When did you start noticing this resurgence of interest in New Orleans rap and the Mobo catalog?
Tell you the truth, man, I’m old school - I really wasn’t on the internet and all that stuff. I had started my trucking business up, right. I was dealing with this one broker, she was in Dallas, and the guy that worked over her was from New Orleans. So my trucking company is Mobo Camp Enterprise, and when I booked the load through her, he knew who I was. So he’d go on the internet and pull some of my art or whatever off, then send it with the paperwork for the load. I knew this girl was too young to know my music, so when she’d send it and say something about the music I was like “where you gettin’ this from?!" She had gone on the internet and searched me, and started asking me about different platforms that I was on that I wasn’t even very much aware of. So after that, I came home and started googling stuff and seeing how all these people had found my music.
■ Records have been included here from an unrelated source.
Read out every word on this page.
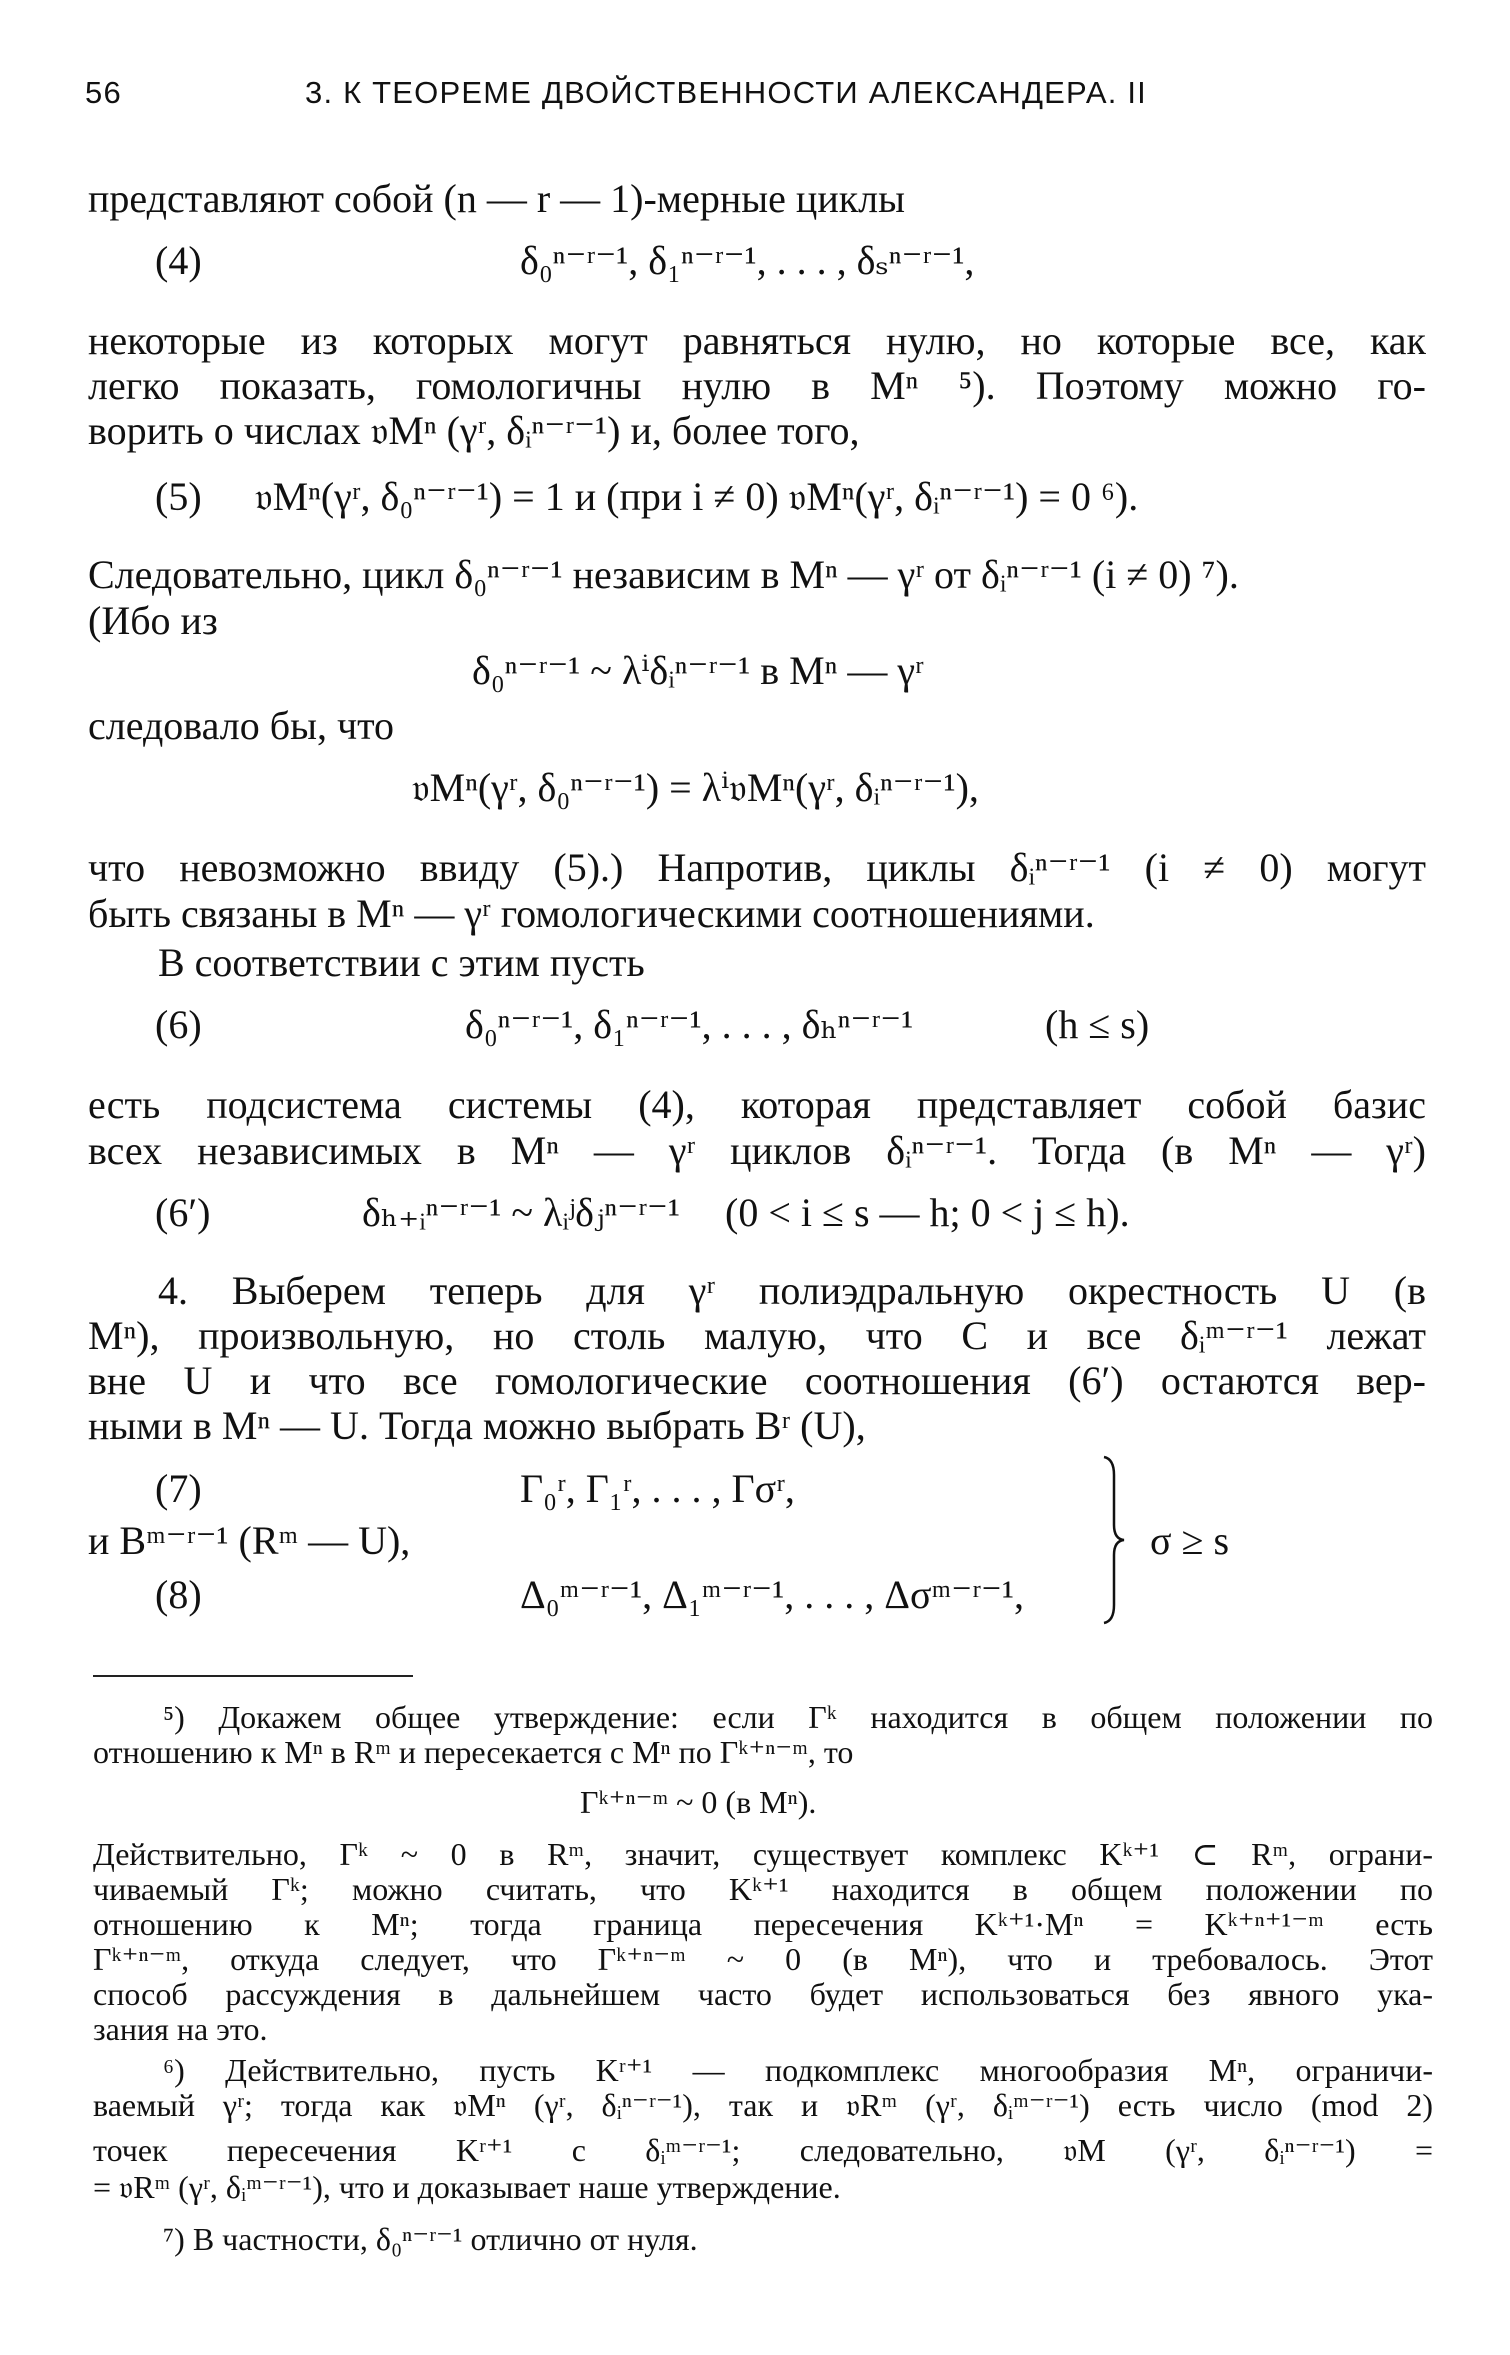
56	3. К ТЕОРЕМЕ ДВОЙСТВЕННОСТИ АЛЕКСАНДЕРА. II
представляют собой (n — r — 1)-мерные циклы
(4)	δ₀ⁿ⁻ʳ⁻¹, δ₁ⁿ⁻ʳ⁻¹, . . . , δₛⁿ⁻ʳ⁻¹,
некоторые из которых могут равняться нулю, но которые все, как
легко показать, гомологичны нулю в Mⁿ ⁵). Поэтому можно го-
ворить о числах 𝔳Mⁿ (γʳ, δᵢⁿ⁻ʳ⁻¹) и, более того,
(5) 𝔳Mⁿ(γʳ, δ₀ⁿ⁻ʳ⁻¹) = 1 и (при i ≠ 0) 𝔳Mⁿ(γʳ, δᵢⁿ⁻ʳ⁻¹) = 0 ⁶).
Следовательно, цикл δ₀ⁿ⁻ʳ⁻¹ независим в Mⁿ — γʳ от δᵢⁿ⁻ʳ⁻¹ (i ≠ 0) ⁷).
(Ибо из
δ₀ⁿ⁻ʳ⁻¹ ~ λⁱδᵢⁿ⁻ʳ⁻¹ в Mⁿ — γʳ
следовало бы, что
𝔳Mⁿ(γʳ, δ₀ⁿ⁻ʳ⁻¹) = λⁱ𝔳Mⁿ(γʳ, δᵢⁿ⁻ʳ⁻¹),
что невозможно ввиду (5).) Напротив, циклы δᵢⁿ⁻ʳ⁻¹ (i ≠ 0) могут
быть связаны в Mⁿ — γʳ гомологическими соотношениями.
В соответствии с этим пусть
(6)	δ₀ⁿ⁻ʳ⁻¹, δ₁ⁿ⁻ʳ⁻¹, . . . , δₕⁿ⁻ʳ⁻¹	(h ≤ s)
есть подсистема системы (4), которая представляет собой базис
всех независимых в Mⁿ — γʳ циклов δᵢⁿ⁻ʳ⁻¹. Тогда (в Mⁿ — γʳ)
(6′)	δₕ₊ᵢⁿ⁻ʳ⁻¹ ~ λᵢʲδⱼⁿ⁻ʳ⁻¹ (0 < i ≤ s — h; 0 < j ≤ h).
4. Выберем теперь для γʳ полиэдральную окрестность U (в
Mⁿ), произвольную, но столь малую, что C и все δᵢᵐ⁻ʳ⁻¹ лежат
вне U и что все гомологические соотношения (6′) остаются вер-
ными в Mⁿ — U. Тогда можно выбрать Bʳ (U),
(7)	Γ₀ʳ, Γ₁ʳ, . . . , Γσʳ,
и Bᵐ⁻ʳ⁻¹ (Rᵐ — U),
(8)	Δ₀ᵐ⁻ʳ⁻¹, Δ₁ᵐ⁻ʳ⁻¹, . . . , Δσᵐ⁻ʳ⁻¹,
σ ≥ s
⁵) Докажем общее утверждение: если Γᵏ находится в общем положении по
отношению к Mⁿ в Rᵐ и пересекается с Mⁿ по Γᵏ⁺ⁿ⁻ᵐ, то
Γᵏ⁺ⁿ⁻ᵐ ~ 0 (в Mⁿ).
Действительно, Γᵏ ~ 0 в Rᵐ, значит, существует комплекс Kᵏ⁺¹ ⊂ Rᵐ, ограни-
чиваемый Γᵏ; можно считать, что Kᵏ⁺¹ находится в общем положении по
отношению к Mⁿ; тогда граница пересечения Kᵏ⁺¹·Mⁿ = Kᵏ⁺ⁿ⁺¹⁻ᵐ есть
Γᵏ⁺ⁿ⁻ᵐ, откуда следует, что Γᵏ⁺ⁿ⁻ᵐ ~ 0 (в Mⁿ), что и требовалось. Этот
способ рассуждения в дальнейшем часто будет использоваться без явного ука-
зания на это.
⁶) Действительно, пусть Kʳ⁺¹ — подкомплекс многообразия Mⁿ, ограничи-
ваемый γʳ; тогда как 𝔳Mⁿ (γʳ, δᵢⁿ⁻ʳ⁻¹), так и 𝔳Rᵐ (γʳ, δᵢᵐ⁻ʳ⁻¹) есть число (mod 2)
точек пересечения Kʳ⁺¹ с δᵢᵐ⁻ʳ⁻¹; следовательно, 𝔳M (γʳ, δᵢⁿ⁻ʳ⁻¹) =
= 𝔳Rᵐ (γʳ, δᵢᵐ⁻ʳ⁻¹), что и доказывает наше утверждение.
⁷) В частности, δ₀ⁿ⁻ʳ⁻¹ отлично от нуля.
Some was good, some… I won’t say they was bad, but they didn’t have the story right. But I was impressed myself when I read some of the stories.
People always used to see me and ask about the music and all that, but like I said at that time I wasn’t… where music had really started, we got way away from. Music was supposed to help you, not always talking about killing and all that. Gunshots, drive-bys, I was questioning all this stuff. So I wanted to come back, but I didn’t want to come back with all that. Plus I’m older now, I don’t live like a cowboy no more. Some stuff you just outgrow. When it touch home like that, you see the damage.
Where had the Mobo name come from originally?
Nah, it was very creative. Like I said, I used to hang with older guys, and I was always on the go. I used to ride my bike a lot, and I had a friend at the time that had been looking for me when people told him I was in Marrero. So the next morning, we had to catch the bus on this corner and he said “man, we gonna make up nicknames today. I already got yours." Back then, everybody would say “whoadie" or “bo." What’s up bo, what’s happenin’ bo? My middle name is Joe, so everybody would call me Joe. He said he was gonna call me Mobo. The “mo" came from, at that time, there was this phone company out called BellSouth. Their slogan was “BellSouth Mobility on the go." So he took the “mo" from BellSouth, ‘cause I was always on the go, then the “bo," and then we put Joe, ‘cause I’m Joe. So Mobo stand for on the go: wherever the money, I’ll go.